葛飾北斎の浮世絵、「富嶽三十六景」の「神奈川沖浪裏」について説明する。

この浮世絵は現在の神奈川県横浜市神奈川区の沖合である。
英名はThe Great Wave off Kanagawaである。

横大判錦絵で「凱風快晴」「山下白雨」と合わせて三大役物と呼ばれる。

傑作で、画業全体を通して見ても最も広く世界に知られている代表作である。

浮世絵の構図は、凶暴なまでに高く激しく渦巻く波濤と、波に揉まれる3艘の舟である。
それらを目の前にしつつ、うねる波間から遥か彼方にある富士の山を垣間見るという劇的な構図をとっている。

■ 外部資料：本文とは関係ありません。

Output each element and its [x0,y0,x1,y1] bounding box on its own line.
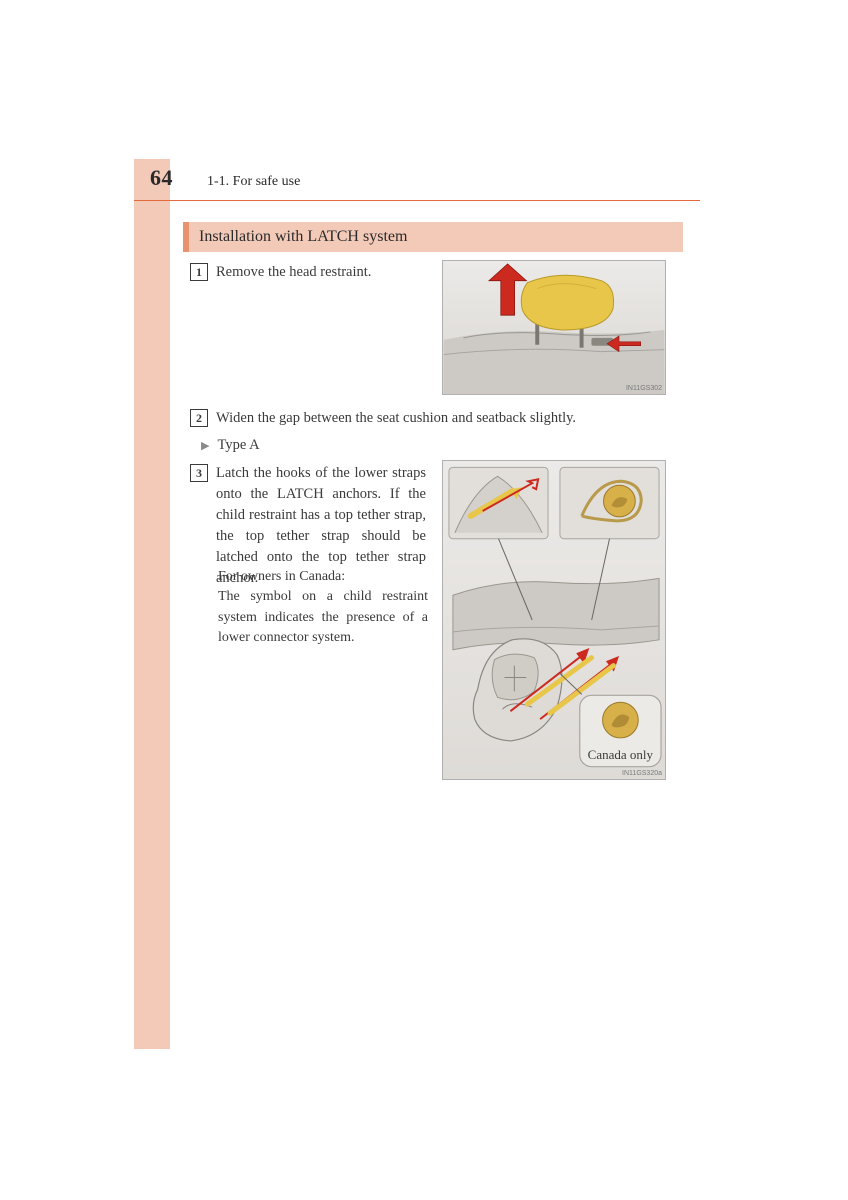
left-margin-stripe [134,159,170,1049]
figure-headrest-removal: IN11GS302 [442,260,666,395]
step-number-box: 1 [190,263,208,281]
figure-latch-install: Canada only IN11GS320a [442,460,666,780]
step-3-subtext: For owners in Canada: The symbol on a ch… [218,567,428,648]
page-header: 64 1-1. For safe use [150,165,680,195]
latch-illustration [443,461,665,779]
step-text: Widen the gap between the seat cushion a… [216,408,576,429]
sub-bullet-text: Type A [217,437,259,454]
figure-code: IN11GS302 [626,385,662,392]
sub-bullet-type-a: ▶ Type A [201,437,260,454]
step-number-box: 2 [190,409,208,427]
headrest-illustration [443,261,665,394]
header-rule [134,200,700,201]
step-text: Remove the head restraint. [216,262,371,283]
step-2: 2 Widen the gap between the seat cushion… [190,408,660,429]
page-number: 64 [150,165,173,191]
manual-page: 64 1-1. For safe use Installation with L… [0,0,848,1200]
canada-only-label: Canada only [588,747,653,763]
section-label: 1-1. For safe use [207,174,300,190]
section-heading-text: Installation with LATCH system [199,228,407,246]
step-number-box: 3 [190,464,208,482]
figure-code: IN11GS320a [622,770,662,777]
section-heading: Installation with LATCH system [183,222,683,252]
triangle-bullet-icon: ▶ [201,439,209,452]
arrow-up-icon [489,264,526,315]
step-1: 1 Remove the head restraint. [190,262,430,283]
heading-tab [183,222,189,252]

詳細は一筋一筋の水の流れ、波濤のうねり、波に沿わせた舟の動き、富士山のなだらかな稜線といったものはすべてである。
幾重にも折り重なる対数螺旋の構成要素となっている。

この浮世絵の三艘の船は押送船と呼ばれれる。
正確には高速船(八丁櫓船)、江戸に海産物を運ぶ際に利用されたものである。

東京湾で神奈川の対岸にあたる木更津の沖合付近から富士山を望んだという説がある。

高速船はどの船にも八人の漕ぎ手が乗っていおり、交代の漕ぎ手が船の前側で休んでいる。
推定平均速度は時速12km程度と思われる。

嵐の中遠景に見える富士山は、どっしりとした不動の富士山である。
波が押し寄せてくる瞬間をとらえた、鷹の爪のような波頭の迫力がこの作品の魅力である。

荒れ狂う海の中、高速船を必死に漕ぐ人々がいる。
その原型といわれるのが北斎45歳頃のこの浮世絵で「おしをくり はとう つうせんのづ」である。

構図はやや上から俯瞰で見下ろしている。「おしをくり はとう つうせんのづ」と比べて「神奈川沖浪裏」は真横からの視点で描いる。

今にも飲み込まれそうな小舟、静かに聳える富士山の存在感と合わさり、見る者に大波が勢いよく迫ってくる感覚を与えます。

この浮世絵は1830年から1832年頃の作品である。北斎の年齢が72歳頃になる。